While I like an analysis that tells me to buy the very cheapest bottle I can find, this is not an airtight strategy. For one, published wine ratings suffer from an insanely compressed range of values. In our sample, the ratings vary from around 87 to 99, depending somewhat on the rating source (and the inter-rater reliability is questionable here). There is also a selection bias involved: presumably the very cheapest champagne would not be rated by any of these tasters, and might score in the 50's or worse if they were. It is hard to imagine that kind of discontinuity, but it is possible.

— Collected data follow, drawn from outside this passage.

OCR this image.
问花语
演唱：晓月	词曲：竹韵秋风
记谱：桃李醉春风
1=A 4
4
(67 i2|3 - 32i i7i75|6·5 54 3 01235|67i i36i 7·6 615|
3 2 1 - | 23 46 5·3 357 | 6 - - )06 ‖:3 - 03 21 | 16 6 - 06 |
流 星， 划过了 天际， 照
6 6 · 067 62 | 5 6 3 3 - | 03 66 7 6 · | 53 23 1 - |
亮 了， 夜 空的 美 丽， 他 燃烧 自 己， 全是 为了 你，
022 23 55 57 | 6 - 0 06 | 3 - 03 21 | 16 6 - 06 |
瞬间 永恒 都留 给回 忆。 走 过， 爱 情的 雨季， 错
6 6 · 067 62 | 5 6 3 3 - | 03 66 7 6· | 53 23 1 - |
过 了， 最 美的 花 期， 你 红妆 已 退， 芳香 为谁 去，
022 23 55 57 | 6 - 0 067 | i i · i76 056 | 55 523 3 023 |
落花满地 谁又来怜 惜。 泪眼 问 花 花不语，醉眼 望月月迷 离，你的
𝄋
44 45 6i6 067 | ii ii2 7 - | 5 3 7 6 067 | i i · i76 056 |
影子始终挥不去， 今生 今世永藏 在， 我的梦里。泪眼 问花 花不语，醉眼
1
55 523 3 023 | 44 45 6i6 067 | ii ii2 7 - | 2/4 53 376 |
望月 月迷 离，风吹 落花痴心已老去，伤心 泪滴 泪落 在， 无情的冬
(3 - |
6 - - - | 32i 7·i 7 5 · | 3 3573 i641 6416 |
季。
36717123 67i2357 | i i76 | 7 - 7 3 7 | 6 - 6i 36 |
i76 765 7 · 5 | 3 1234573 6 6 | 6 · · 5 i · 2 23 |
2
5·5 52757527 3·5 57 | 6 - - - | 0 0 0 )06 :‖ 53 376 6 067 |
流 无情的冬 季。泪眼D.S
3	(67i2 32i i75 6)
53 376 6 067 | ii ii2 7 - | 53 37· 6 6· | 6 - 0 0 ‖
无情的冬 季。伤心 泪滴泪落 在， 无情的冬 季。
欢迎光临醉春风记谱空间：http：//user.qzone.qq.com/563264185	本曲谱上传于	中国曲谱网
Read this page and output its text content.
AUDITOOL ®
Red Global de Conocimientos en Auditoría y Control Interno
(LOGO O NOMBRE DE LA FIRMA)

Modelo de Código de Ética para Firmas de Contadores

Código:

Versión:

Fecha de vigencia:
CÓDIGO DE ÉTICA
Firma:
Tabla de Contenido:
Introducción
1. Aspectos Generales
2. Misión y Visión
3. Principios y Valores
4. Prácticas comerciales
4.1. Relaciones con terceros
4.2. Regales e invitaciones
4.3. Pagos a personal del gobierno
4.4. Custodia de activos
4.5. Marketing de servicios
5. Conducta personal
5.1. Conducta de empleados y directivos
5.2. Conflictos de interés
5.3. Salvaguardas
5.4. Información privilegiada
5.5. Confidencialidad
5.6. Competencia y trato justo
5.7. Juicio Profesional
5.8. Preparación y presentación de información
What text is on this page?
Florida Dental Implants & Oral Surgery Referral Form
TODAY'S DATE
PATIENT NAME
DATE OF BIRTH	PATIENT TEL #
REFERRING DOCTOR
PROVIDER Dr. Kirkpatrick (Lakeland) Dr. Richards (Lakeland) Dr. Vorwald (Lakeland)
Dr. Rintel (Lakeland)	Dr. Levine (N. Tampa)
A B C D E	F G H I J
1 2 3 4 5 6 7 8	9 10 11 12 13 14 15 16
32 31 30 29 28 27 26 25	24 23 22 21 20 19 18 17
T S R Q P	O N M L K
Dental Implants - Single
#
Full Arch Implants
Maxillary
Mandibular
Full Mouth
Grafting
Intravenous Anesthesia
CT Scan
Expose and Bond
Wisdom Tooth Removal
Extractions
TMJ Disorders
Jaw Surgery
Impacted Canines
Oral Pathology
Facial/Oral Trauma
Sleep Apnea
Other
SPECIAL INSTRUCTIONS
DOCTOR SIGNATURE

Moreover, in our version, participants are told to rate on a scale of 1 through 10, and presumably may only select an integer. One can easily imagine an outcome of one champagne with an average rating of 8, and another with a rating of 4, only half as good. This is effectively impossible in the professional rating scheme adapted here.

Squashing the range

So instead, suppose that suppose that we model our 'schmo' ratings as the 'pro' rating minus 86, capped at 10. Does the analysis change much? Easy to check:

champ <- champ %>%
    mutate(newrating = pmin(10,avgrating - 86)) %>%
    mutate(score=newrating / (0.75 * price_per_liter + 25))
ph <- ggplot(champ,aes(x=price_per_liter,y=score,size=avgrating)) + geom_point() +
    stat_smooth() + scale_x_log10() + labs(y='estimated score')
print(ph)

plot of chunk champplot_two

champ %>% select(name,avgrating,score,price,price_per_liter) %>% 
    arrange(desc(score)) %>% 
    head(10) %>% kable(format='markdown')
name avgrating score price price_per_liter
Pere Ventura Cava Tresor Rose 92.0 0.143 17 22.7
Mionetto Cuvee Sergio Prosecco 92.0 0.133 20 26.6
Gloria Ferrer Brut 92.0 0.133 20 26.7
Menage a Trois Prosecco 91.0 0.128 14 18.7
Ferrari Brut 92.0 0.120 25 33.3
Segura Viudas Brut Reserva Heredad Cava 92.0 0.120 25 33.3
Cantine Maschio Prosecco Brut 91.0 0.116 18 24.0
Roederer Estate Brut 91.3 0.111 23 30.6
Korbel Brut Rose 90.0 0.108 12 16.0
Mumm Napa Brut Prestige 91.0 0.106 22 29.3

The sweet spot seems to be at around a 'pro' score of 92, with Pere Ventura winning under this simulation. This is highly dependent on our translation, however. If I had to guess, I would suspect that the Hoi Polloi rating will have mean value somewhat higher than 5, with a definite saturation at 10. Participant's tastes are likely attuned to what they have experienced in the past, so a better SWAG would be to estimate their 'pro' rated history, then map it to a (truncated) normal with mean 6 and standard deviation of 2.5, say. I won't tip my hand, but I am in no way tempted to spend more than 15 bucks on a bottle here.

What else

I should note that the experimental design here is very suspect. The tasting is not even single blind. There seem to be very few controls. Heck, most people will shift their ratings up when they get a little tipsy, so you get a head start if you show up an hour late. I am no expert in market research, but I have conducted this kind of experiment in the past, using a much different protocol and analysis. But that is a story for another time.